Benim gibi, iki inşaat arasında sıkışan Hekimköy sakinleri, iş saatlerine uymadan yapılan çalışmalar ve çıkan gürültüler nedeniyle rahatsızlar.  Hebil Koyu ve BO Viera şantiyelerinden gelen seslere ve toza tahammül ediyorlar.
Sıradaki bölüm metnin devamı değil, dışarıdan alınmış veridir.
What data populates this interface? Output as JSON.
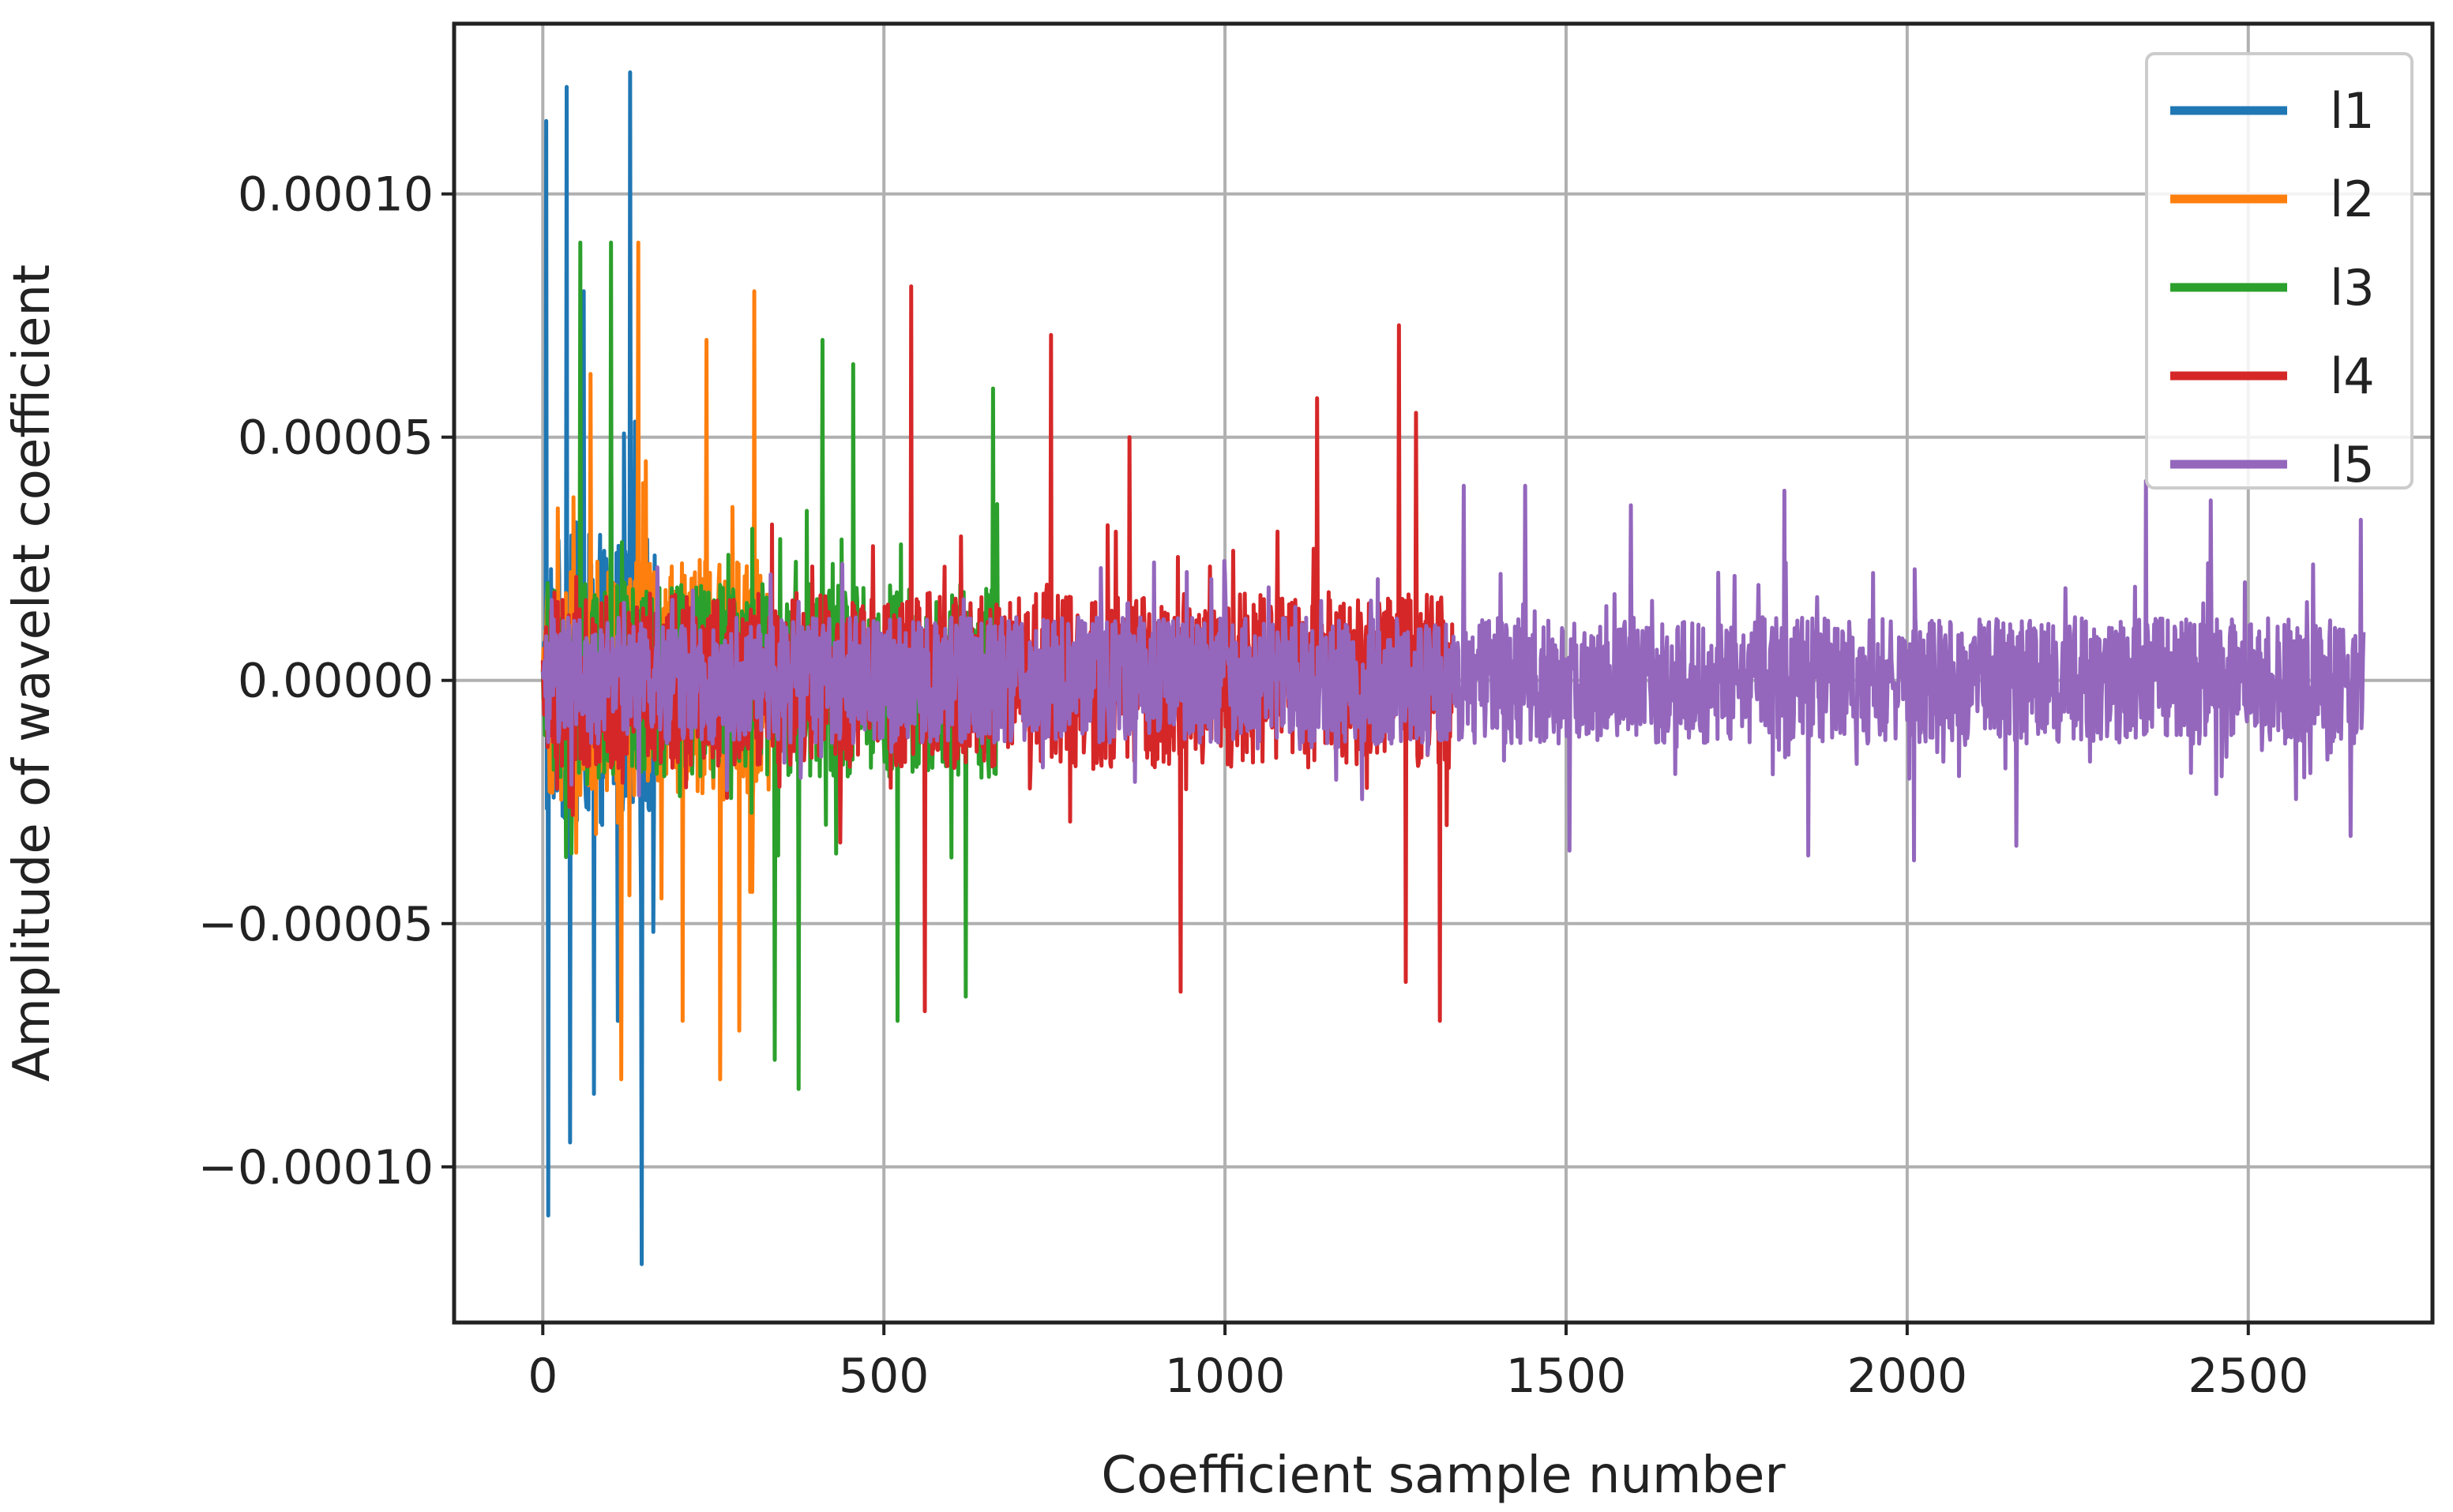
{
  "chart_data": {
    "type": "line",
    "title": "",
    "xlabel": "Coefficient sample number",
    "ylabel": "Amplitude of wavelet coefficient",
    "xlim": [
      -130,
      2770
    ],
    "ylim": [
      -0.000132,
      0.000135
    ],
    "xticks": [
      0,
      500,
      1000,
      1500,
      2000,
      2500
    ],
    "xtick_labels": [
      "0",
      "500",
      "1000",
      "1500",
      "2000",
      "2500"
    ],
    "yticks": [
      0.0001,
      5e-05,
      0.0,
      -5e-05,
      -0.0001
    ],
    "ytick_labels": [
      "0.00010",
      "0.00005",
      "0.00000",
      "−0.00005",
      "−0.00010"
    ],
    "grid": true,
    "legend_position": "top-right",
    "series": [
      {
        "name": "l1",
        "color": "#1f77b4",
        "n": 167,
        "amplitude": 3e-05,
        "peaks": [
          [
            5,
            0.000115
          ],
          [
            8,
            -0.00011
          ],
          [
            35,
            0.000122
          ],
          [
            40,
            -9.5e-05
          ],
          [
            60,
            8e-05
          ],
          [
            75,
            -8.5e-05
          ],
          [
            128,
            0.000125
          ],
          [
            145,
            -0.00012
          ],
          [
            100,
            6e-05
          ],
          [
            110,
            -7e-05
          ]
        ]
      },
      {
        "name": "l2",
        "color": "#ff7f0e",
        "n": 334,
        "amplitude": 2.5e-05,
        "peaks": [
          [
            70,
            6.3e-05
          ],
          [
            140,
            9e-05
          ],
          [
            205,
            -7e-05
          ],
          [
            240,
            7e-05
          ],
          [
            260,
            -8.2e-05
          ],
          [
            310,
            8e-05
          ],
          [
            288,
            -7.2e-05
          ],
          [
            115,
            -8.2e-05
          ]
        ]
      },
      {
        "name": "l3",
        "color": "#2ca02c",
        "n": 668,
        "amplitude": 2e-05,
        "peaks": [
          [
            55,
            9e-05
          ],
          [
            100,
            9e-05
          ],
          [
            340,
            -7.8e-05
          ],
          [
            375,
            -8.4e-05
          ],
          [
            410,
            7e-05
          ],
          [
            455,
            6.5e-05
          ],
          [
            520,
            -7e-05
          ],
          [
            620,
            -6.5e-05
          ],
          [
            660,
            6e-05
          ]
        ]
      },
      {
        "name": "l4",
        "color": "#d62728",
        "n": 1335,
        "amplitude": 1.8e-05,
        "peaks": [
          [
            540,
            8.1e-05
          ],
          [
            560,
            -6.8e-05
          ],
          [
            745,
            7.1e-05
          ],
          [
            935,
            -6.4e-05
          ],
          [
            1255,
            7.3e-05
          ],
          [
            1265,
            -6.2e-05
          ],
          [
            1315,
            -7e-05
          ],
          [
            1280,
            5.5e-05
          ],
          [
            860,
            5e-05
          ],
          [
            1135,
            5.8e-05
          ]
        ]
      },
      {
        "name": "l5",
        "color": "#9467bd",
        "n": 2670,
        "amplitude": 1.3e-05,
        "peaks": [
          [
            1350,
            4e-05
          ],
          [
            1440,
            4e-05
          ],
          [
            1505,
            -3.5e-05
          ],
          [
            1595,
            3.6e-05
          ],
          [
            1820,
            3.9e-05
          ],
          [
            1855,
            -3.6e-05
          ],
          [
            2010,
            -3.7e-05
          ],
          [
            2160,
            -3.4e-05
          ],
          [
            2350,
            4.1e-05
          ],
          [
            2445,
            3.7e-05
          ],
          [
            2650,
            -3.2e-05
          ],
          [
            2665,
            3.3e-05
          ]
        ]
      }
    ]
  }
}
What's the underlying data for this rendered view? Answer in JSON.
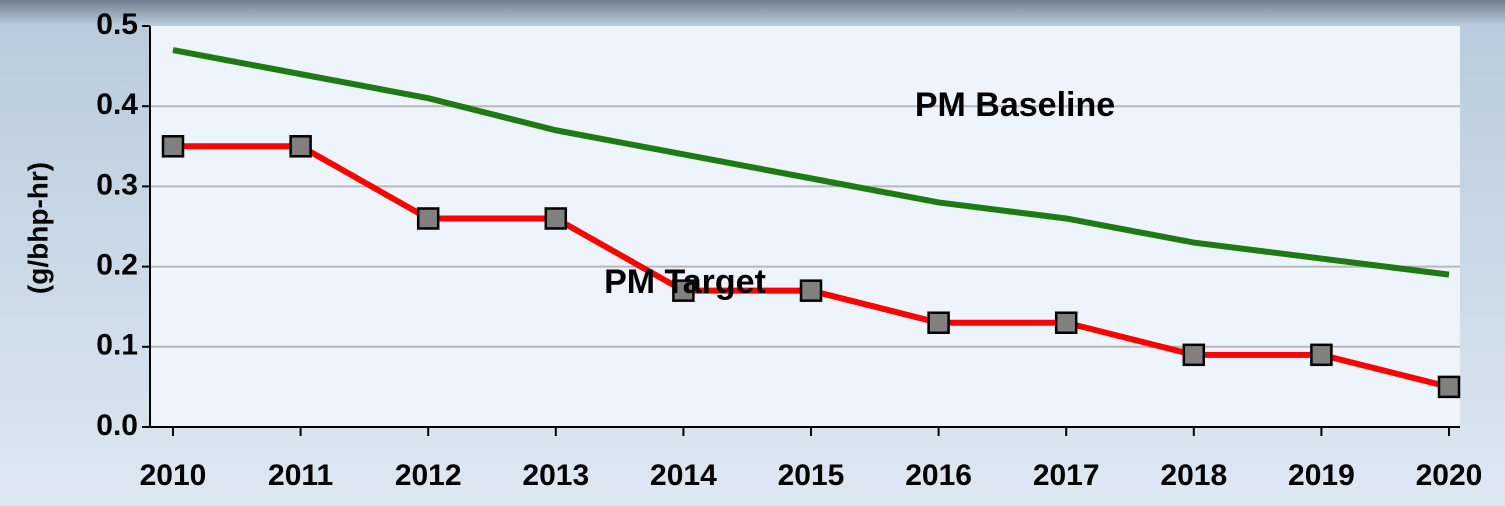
{
  "chart_data": {
    "type": "line",
    "y_label": "(g/bhp-hr)",
    "categories": [
      "2010",
      "2011",
      "2012",
      "2013",
      "2014",
      "2015",
      "2016",
      "2017",
      "2018",
      "2019",
      "2020"
    ],
    "series": [
      {
        "name": "PM Baseline",
        "color": "#1e7a12",
        "marker": false,
        "values": [
          0.47,
          0.44,
          0.41,
          0.37,
          0.34,
          0.31,
          0.28,
          0.26,
          0.23,
          0.21,
          0.19
        ]
      },
      {
        "name": "PM Target",
        "color": "#ff0000",
        "marker": true,
        "marker_color": "#808080",
        "values": [
          0.35,
          0.35,
          0.26,
          0.26,
          0.17,
          0.17,
          0.13,
          0.13,
          0.09,
          0.09,
          0.05
        ]
      }
    ],
    "ylim": [
      0,
      0.5
    ],
    "yticks": [
      {
        "value": 0,
        "label": "0.0"
      },
      0.1,
      0.2,
      0.3,
      0.4,
      0.5
    ],
    "grid": true
  }
}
Birileri toz yutuyor, diğerleri  ise yeşil…

Afiyet olsun mu?

Yazarın Diğer Yazıları
Yorumlar

  1. Fikret Mandiraci Hess dedi ki:

    Yazik ki ne yazik.Bir bucuk ay evvel kuzey ve Baltik denizinde bir gezi yaptim.Alman-Danimarka-Isvec adalarini da gezdim.Bunlardan Sylt ada’sini bize gezdiren rehber 100 yillik tertemiz güzel evleri göstererek buralara yeni evleryapilmasinin yasak oldugunu sadece renovasyona izin verildigini anlatti .Bir cok toprak sahibi kendi topraklarina bile ev yapmaya müsadeli degil(gelgit olayindan)dan dolayi.Adaya arabayla degil, yalniz araba ve otobüsler icin anakara (Almanya)ve ada arasina dösenmis raylar üzerinden gidilebiliniyor.Hava kirliligi ve gürültüye karsi.Imrenmedim desem yalan olur.Insallah gözünü rand bürümüs insanlar bir gün paranin yenilmeyecegini ondan daha kiymerli seyler oldugunu anlarlar.